The one crucial aspect in which this collection supersedes any previous treatment of the subject matter is timing. It is possibly the most recent study (or certainly one among few) of the these borderlands amidst the ongoing political reorganization in Myanmar and after that country’s milestone elections of 2015. Nicholas Farrelly’s chapter, “Electoral Sovereignty in Myanmar’s Borderlands” calls out the changing context of political representation of the border regions, an issue that is often contested in borderland-mainland (or mainstream) relations, and which is true indeed for Myanmar. Myanmar’s 52 borderland constituencies make up 32.64 percent of its national territory, but only 15.75 percent of its parliament. Yet, because voter density is considerably lower in the border regions, these areas are afforded disproportionate representation at the same time. The way this political representation ultimately plays out—and the verdict is far from conclusive—is a central theme of this volume, and the book calls attention to the fact that the borderland-mainstream discourse will have a significant bearing on this issue.
The challenge of borderland studies as alluded to earlier is often in the treatment of similarities and differences, which is arguably equally important in the case of Myanmar. Four similarities stand out, while one aspect differentiates the country’s land borders with its maritime one:
- They lack easy connectivity to the rest of the country. Road and rail link densities are low and this can impact the sense of alienation of their inhabitants.
- Borderland regions generally have strong linkages to the adjacent borderlands of neighboring countries, and there is a flow of political, economic, and cultural influence between them. The different reigning discourses in those neighboring countries and the adjacent border regions shape daily life on Myanmar’s borders.
- A mountainous topography marks Myanmar’s borderland regions, which partly explains their sparse transportation infrastructure.
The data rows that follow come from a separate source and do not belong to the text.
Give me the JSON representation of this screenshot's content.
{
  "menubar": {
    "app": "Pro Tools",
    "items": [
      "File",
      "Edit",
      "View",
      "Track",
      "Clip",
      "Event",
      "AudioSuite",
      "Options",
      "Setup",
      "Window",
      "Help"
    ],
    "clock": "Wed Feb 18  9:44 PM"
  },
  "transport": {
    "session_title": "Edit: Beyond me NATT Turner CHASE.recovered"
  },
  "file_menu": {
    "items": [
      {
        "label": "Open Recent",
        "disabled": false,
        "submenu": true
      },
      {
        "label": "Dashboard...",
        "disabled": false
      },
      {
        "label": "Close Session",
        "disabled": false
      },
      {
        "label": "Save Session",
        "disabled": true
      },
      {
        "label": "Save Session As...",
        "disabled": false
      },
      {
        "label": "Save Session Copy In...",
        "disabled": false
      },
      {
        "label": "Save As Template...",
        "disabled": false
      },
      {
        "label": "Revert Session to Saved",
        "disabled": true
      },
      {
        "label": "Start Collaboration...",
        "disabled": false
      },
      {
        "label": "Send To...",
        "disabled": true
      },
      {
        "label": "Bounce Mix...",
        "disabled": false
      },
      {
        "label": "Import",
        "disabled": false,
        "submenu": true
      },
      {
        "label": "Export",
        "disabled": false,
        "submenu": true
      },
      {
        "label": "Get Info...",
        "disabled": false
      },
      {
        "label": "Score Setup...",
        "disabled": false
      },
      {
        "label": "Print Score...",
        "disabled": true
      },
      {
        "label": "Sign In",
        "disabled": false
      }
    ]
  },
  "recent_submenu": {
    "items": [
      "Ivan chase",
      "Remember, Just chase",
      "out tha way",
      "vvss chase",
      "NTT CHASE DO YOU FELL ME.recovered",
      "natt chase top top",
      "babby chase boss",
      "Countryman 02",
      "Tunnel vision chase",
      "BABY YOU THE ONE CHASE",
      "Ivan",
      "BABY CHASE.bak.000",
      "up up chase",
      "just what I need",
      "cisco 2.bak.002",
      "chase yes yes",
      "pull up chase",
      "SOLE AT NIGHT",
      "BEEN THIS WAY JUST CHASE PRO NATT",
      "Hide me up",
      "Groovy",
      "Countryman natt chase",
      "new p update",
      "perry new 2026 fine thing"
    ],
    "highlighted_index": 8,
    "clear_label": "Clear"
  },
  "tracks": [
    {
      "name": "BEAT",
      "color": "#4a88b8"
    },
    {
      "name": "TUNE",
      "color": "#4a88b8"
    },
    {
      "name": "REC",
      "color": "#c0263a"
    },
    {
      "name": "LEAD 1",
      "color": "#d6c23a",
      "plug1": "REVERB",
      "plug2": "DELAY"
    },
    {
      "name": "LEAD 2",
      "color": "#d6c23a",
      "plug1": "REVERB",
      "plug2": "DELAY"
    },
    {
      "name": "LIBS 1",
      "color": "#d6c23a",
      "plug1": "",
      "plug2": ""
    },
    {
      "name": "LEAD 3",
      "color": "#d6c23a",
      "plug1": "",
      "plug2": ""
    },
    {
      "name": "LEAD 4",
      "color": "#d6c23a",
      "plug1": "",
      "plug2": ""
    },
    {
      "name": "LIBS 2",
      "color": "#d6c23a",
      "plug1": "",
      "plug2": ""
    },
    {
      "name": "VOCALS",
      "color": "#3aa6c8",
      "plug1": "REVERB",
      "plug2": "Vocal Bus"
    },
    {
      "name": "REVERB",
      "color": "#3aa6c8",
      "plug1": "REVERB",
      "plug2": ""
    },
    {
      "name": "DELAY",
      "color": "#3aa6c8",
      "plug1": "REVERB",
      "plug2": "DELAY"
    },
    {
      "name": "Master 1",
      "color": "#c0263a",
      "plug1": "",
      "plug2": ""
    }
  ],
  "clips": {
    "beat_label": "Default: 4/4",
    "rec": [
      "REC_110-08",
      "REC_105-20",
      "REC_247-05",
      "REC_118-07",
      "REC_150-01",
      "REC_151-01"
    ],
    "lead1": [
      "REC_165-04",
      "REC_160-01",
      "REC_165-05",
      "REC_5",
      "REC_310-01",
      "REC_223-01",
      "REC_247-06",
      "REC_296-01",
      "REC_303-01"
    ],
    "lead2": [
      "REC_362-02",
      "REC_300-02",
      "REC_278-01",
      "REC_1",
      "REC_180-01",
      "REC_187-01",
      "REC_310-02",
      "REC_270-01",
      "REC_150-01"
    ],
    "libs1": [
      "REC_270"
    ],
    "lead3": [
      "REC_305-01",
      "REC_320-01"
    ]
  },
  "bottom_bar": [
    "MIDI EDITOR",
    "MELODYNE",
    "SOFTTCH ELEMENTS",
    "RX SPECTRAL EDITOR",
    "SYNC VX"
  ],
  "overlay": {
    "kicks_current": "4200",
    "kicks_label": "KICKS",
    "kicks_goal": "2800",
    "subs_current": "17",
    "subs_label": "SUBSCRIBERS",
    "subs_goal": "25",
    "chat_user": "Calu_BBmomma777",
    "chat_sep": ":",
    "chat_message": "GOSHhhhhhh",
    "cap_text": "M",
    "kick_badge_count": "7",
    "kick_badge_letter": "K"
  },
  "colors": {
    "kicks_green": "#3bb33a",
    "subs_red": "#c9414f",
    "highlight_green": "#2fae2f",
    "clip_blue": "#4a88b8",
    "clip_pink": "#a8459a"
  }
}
- Given the struggles of the borderland regions, there is a postulation that the regions are likely to have a higher diaspora population, people who have travelled far in search of peace and prosperity.
- Maritime frontiers are less ethicized than land borders.
This book postulates the reason the maritime frontiers are less ethicized is because of a robust security presence that has been maintained since the late 1970s. But through the course of the book what comes across strongly is the security aspect of the borderlands and its dominance in the life of those regions. This is a paradox that is unclear and contradictory. However, what might lead us to an answer is to examine whether and how the security discourse will change in the wake of Myanmar’s new-found political representation and political re-organization. It seems the hope is that the discourse on security will be transformed into one on development, but it is important to bear in mind that several peace settlements are still in the course of being negotiated in the border regions. Meanwhile, several borderlands in adjacent countries are experiencing changes of their own. How these changes impact and interact with Myanmar will in turn effect borderland discourses within the country. Subsequent chapters of the book go on to look at these different interactive dynamics between Myanmar and each of its neighbouring countries.
This book must be seen in the context of the longue durée—wherein it forms part of a cumulative narrative that will ultimately throw light upon the subject at hand, while also providing a benchmark and a better sense of what is happening in a still very much neglected—scholarly and otherwise—region of the world.